О чем ей думалось? Художник не знал. Но мысленно он уже не раз седлал эту лошадь, отправлялся на ней в путь и снова возвращался. Не представлял он и того, сколько же живут на свете лошади. Должно быть, долго. Они древнее самых старых вещей. Эта вот лошадь, наверное, жила еще при его прадедах и даже раньше. Ее впрягали в римские колесницы, она видела войны, а теперь спокойно пощипывает траву. Он закрыл глаза. Времена, века смешались друг с другом. Он не мог думать о лошадях иначе. Если бы ему сказали, что лошади едва доживают до двадцати лет, он изумился бы. Двадцать лет… В этих древних глазах отражались ассирийские барельефы и не было ничего общего с тем, что могло бы передвигаться вместе с автомашинами по современным, асфальтированным шоссе. Хорошо, что они сейчас в горах — ему всегда больно за лошадей там, внизу.

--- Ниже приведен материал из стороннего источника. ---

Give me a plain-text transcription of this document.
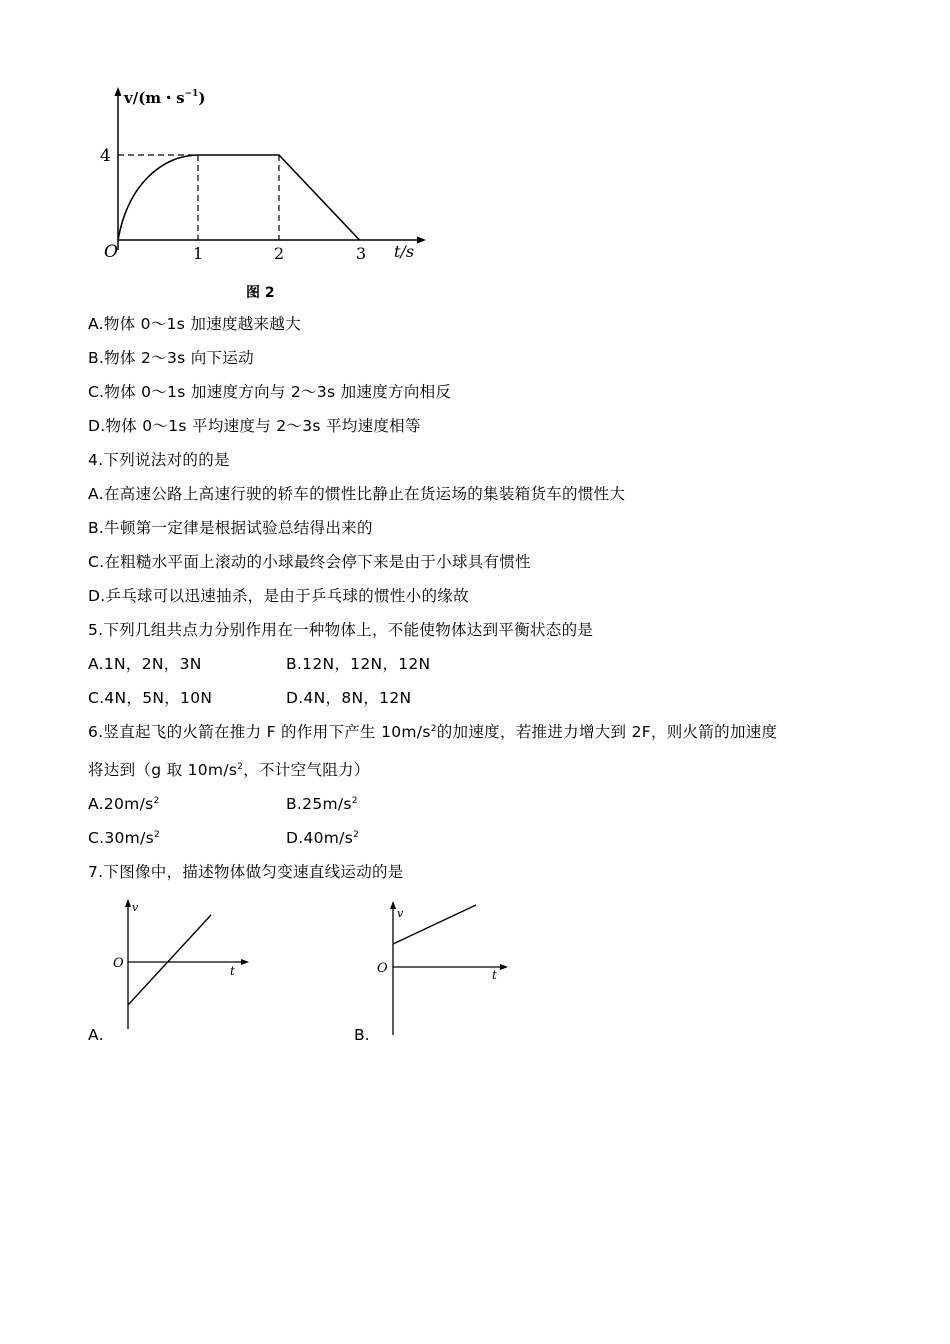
4
O	1	2	3 t/s
v/(m・$s^{-1}$)
图 2
A.物体 0～1s 加速度越来越大
B.物体 2～3s 向下运动
C.物体 0～1s 加速度方向与 2～3s 加速度方向相反
D.物体 0～1s 平均速度与 2～3s 平均速度相等
4.下列说法对的的是
A.在高速公路上高速行驶的轿车的惯性比静止在货运场的集装箱货车的惯性大
B.牛顿第一定律是根据试验总结得出来的
C.在粗糙水平面上滚动的小球最终会停下来是由于小球具有惯性
D.乒乓球可以迅速抽杀，是由于乒乓球的惯性小的缘故
5.下列几组共点力分别作用在一种物体上，不能使物体达到平衡状态的是
A.1N，2N，3N	B.12N，12N，12N
C.4N，5N，10N	D.4N，8N，12N
6.竖直起飞的火箭在推力 F 的作用下产生 $10m/s^2$的加速度，若推进力增大到 2F，则火箭的加速度
将达到（g 取 $10m/s^2$，不计空气阻力）
$A.20m/s^2$	$B.25m/s^2$
$C.30m/s^2$	$D.40m/s^2$
7.下图像中，描述物体做匀变速直线运动的是
v
O	t
A.
v
O	t
B.
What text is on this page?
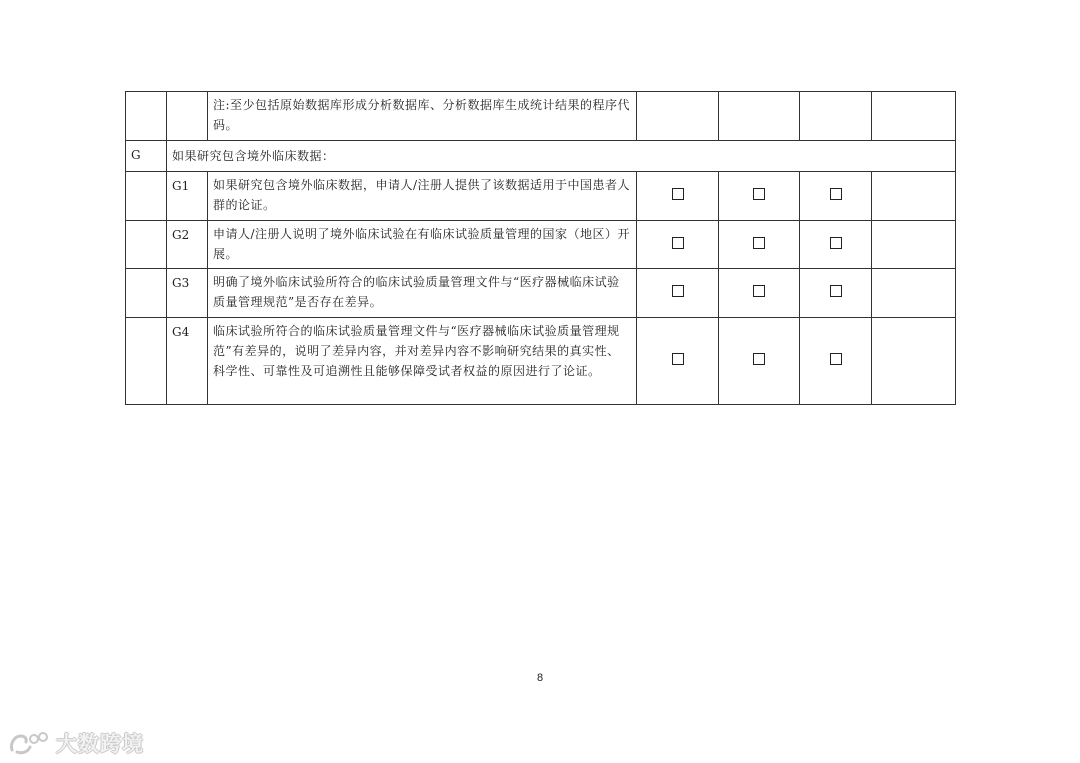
		注:至少包括原始数据库形成分析数据库、分析数据库生成统计结果的程序代码。				
G	如果研究包含境外临床数据：					
	G1	如果研究包含境外临床数据，申请人/注册人提供了该数据适用于中国患者人群的论证。				
	G2	申请人/注册人说明了境外临床试验在有临床试验质量管理的国家（地区）开展。				
	G3	明确了境外临床试验所符合的临床试验质量管理文件与“医疗器械临床试验质量管理规范”是否存在差异。				
	G4	临床试验所符合的临床试验质量管理文件与“医疗器械临床试验质量管理规范”有差异的，说明了差异内容，并对差异内容不影响研究结果的真实性、科学性、可靠性及可追溯性且能够保障受试者权益的原因进行了论证。				
8
大数跨境
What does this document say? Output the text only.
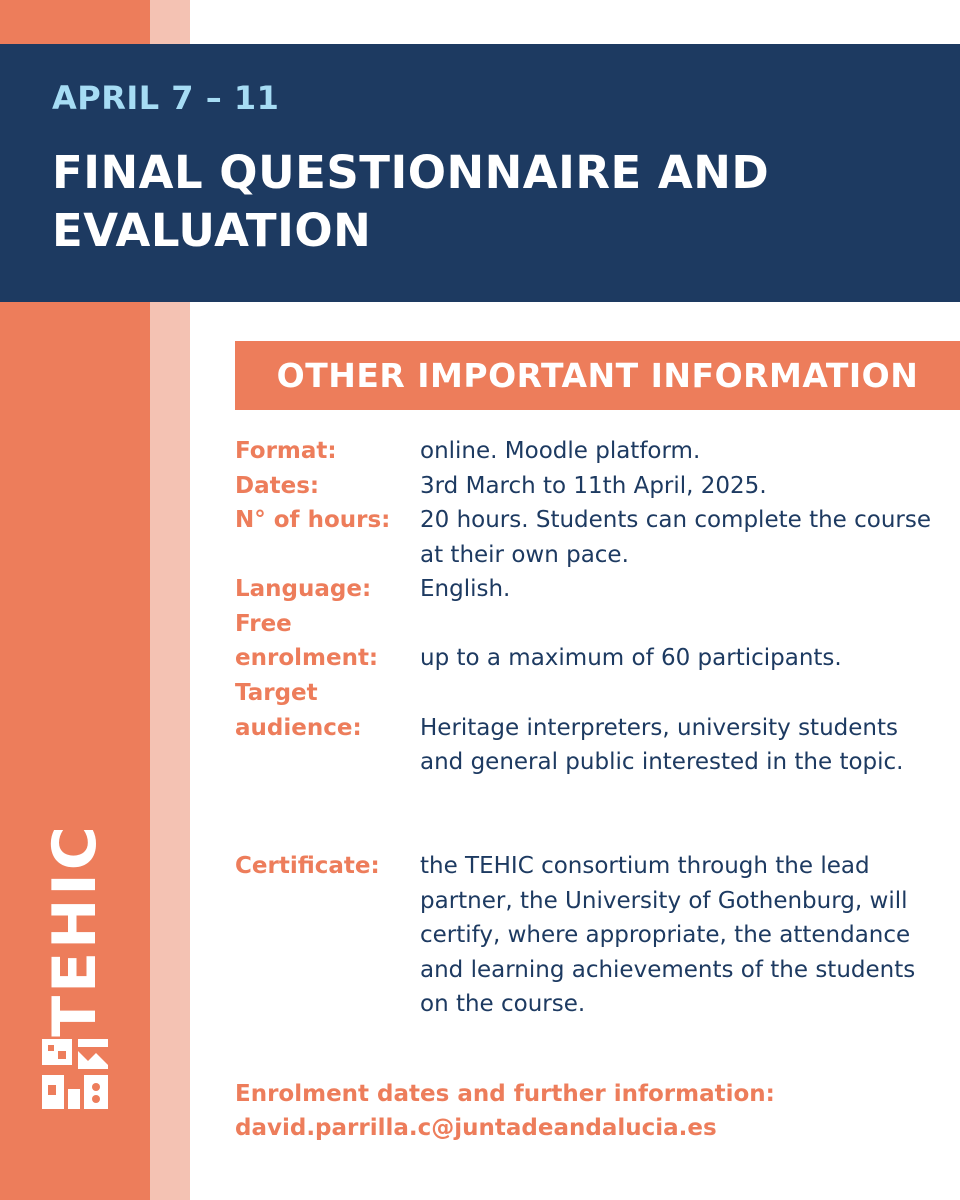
APRIL 7 – 11

FINAL QUESTIONNAIRE AND EVALUATION
OTHER IMPORTANT INFORMATION
Format:	online. Moodle platform.
Dates:	3rd March to 11th April, 2025.
N° of hours:	20 hours. Students can complete the course at their own pace.
Language:	English.
Free
enrolment:	up to a maximum of 60 participants.
Target
audience:	Heritage interpreters, university students and general public interested in the topic.
Certificate:	the TEHIC consortium through the lead partner, the University of Gothenburg, will certify, where appropriate, the attendance and learning achievements of the students on the course.

Enrolment dates and further information:

david.parrilla.c@juntadeandalucia.es

TEHIC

Он пригляделся внимательнее, ему показалось, что у лошади подрагивают губы. Она беззвучно произносит молитву, языческую молитву!
Смеркалось. Краски на палитре потухли, и он отложил кисти, пытаясь удержать в памяти каждую линию, каждое движение, трепет мышц, пробегавший под кожей лошади. А лошадь, вытянув шею, мысленно уносилась с табунами диких кобыл, ввысь, в горы. Она мчалась вперед с гривой по ветру, и путь этот был нескончаем и вечен, как сами лошади от времен ассирийских барельефов до наших дней.
Троп, троп, троп… — отбивают копыта. Троп, троп, троп… — торопится за ней жеребенок. Мать выгибает шею, следит, не отстал ли жеребенок. Много было у нее жеребят, но того, темно-рыжего, с белой отметиной на лбу, того она помнит лучше всех. Он родился в поле. Схватки начались в пути, всадник соскочил с нее на землю и ждал, пока не родился тот, с белой отметиной…
На стойбище вернулись втроем. Вылизанные матерью бока жеребенка лоснились, ноги были так слабы, что все время подгибались.
Потом жеребенок всюду бегал за ней, а если отставал, она замедляла шаг, поджидая его. Бывало, что за это ее ударяли хлыстом.
Через два года она потеряла и этого жеребенка. Его оседлали, увели в другое место, и она потеряла его. Но однажды она увидела его еще раз. Хозяин натянул поводья, тот всадник тоже. Они разговорились и продолжали путь вместе. Лошадь, вытянув шею, обнюхала, узнала своего жеребенка. И тот узнал ее. Ее стеганули прутом, его тоже. Пусть бьют, лишь бы им всегда быть вместе. Но не получилось. У развилки дороги ее хозяин сказал тому всаднику «доброй ночи», и они расстались.
Лошадь печально смотрела на дорогу, тянувшуюся по горе. Она все еще не перестала ждать своего жеребенка, верила, что встретит его, обнюхает, узнает.
Вот так, когда она закидывает голову, так и надо ее рисовать. Художник открыл блокнот и стал торопливо набрасывать удлиненную лошадиную голову, глядящую через плечо. Лошадь прижала мохнатые уши.
— Старина, — сказал художник, — что это тебе вспомнилось? Я-то до сих пор рисовал тебя без воспоминаний, а ты, оказывается, вон какая мудрая. Еще немного, и я нарисую тебя человеком.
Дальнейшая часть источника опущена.